You probably don’t have to, because you’ve done it yourself,
but ask another writer if they’ve ever written a book, or an essay, poem, short
story, to work through some kind of trauma, a breakup, a loss, or whatever, and
I’d be willing to bet some of their best work came from that wellspring of
emotion. AI can’t do that. Until it can, I feel like it has no business in that
arena.
Have you ever read a book where you absolutely despised a
character because of that character reminded you of a horrible person in your
life? Or how about the one you fell desperately in love with and still remember
with fondness when you close the book. I think of the kids in the Barrens from
Stephen Kings, It, or the crew from the Last Ditch Motel from Catriona
McPherson’s, Last Ditch series.
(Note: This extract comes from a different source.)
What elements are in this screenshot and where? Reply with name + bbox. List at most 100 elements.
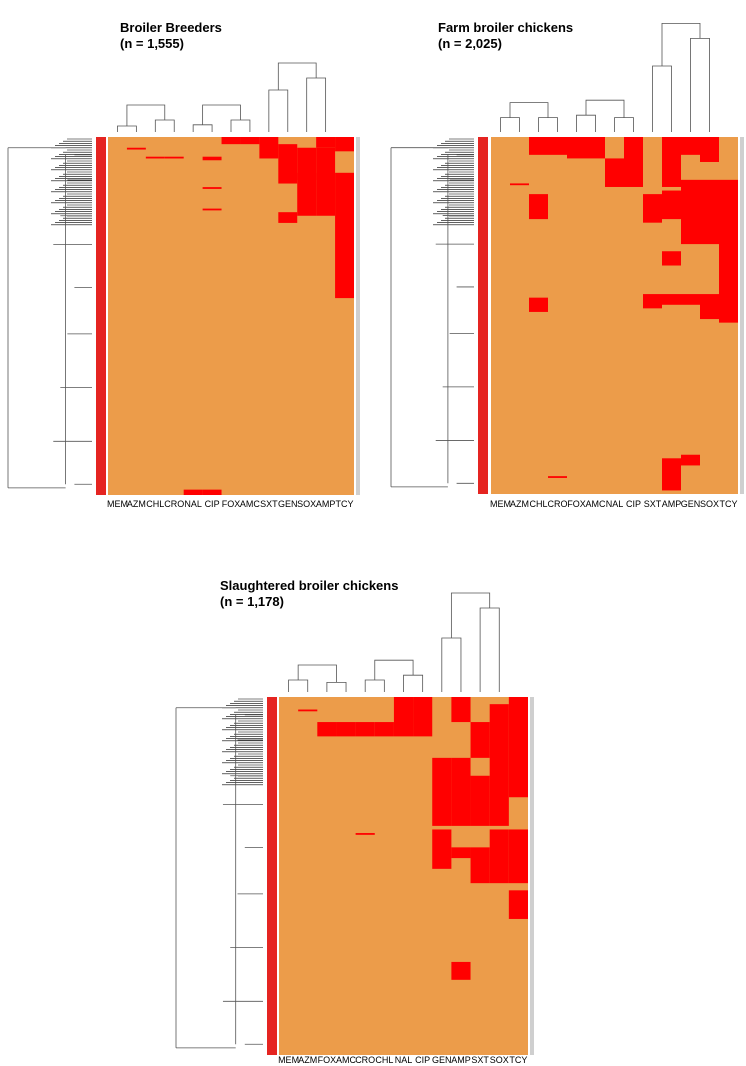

I find myself thinking about those characters
long after I’ve put down the book. Could AI build characters like that these
that speak to the human emotion. I say no.
Maybe, I’ll be proven wrong at some point. Maybe, eventually,
we can train inanimate objects to mimic human emotion enough to fool our senses.
If we do, I say, what a sad time for humanity.
2 comments:
Aw, thank you, Angela. I'm not commenting on the substance because I'm saving it for Thursday
I agree, Angela. Art is and should remain a uniquely human experience, but taxes, AI is welcome to that.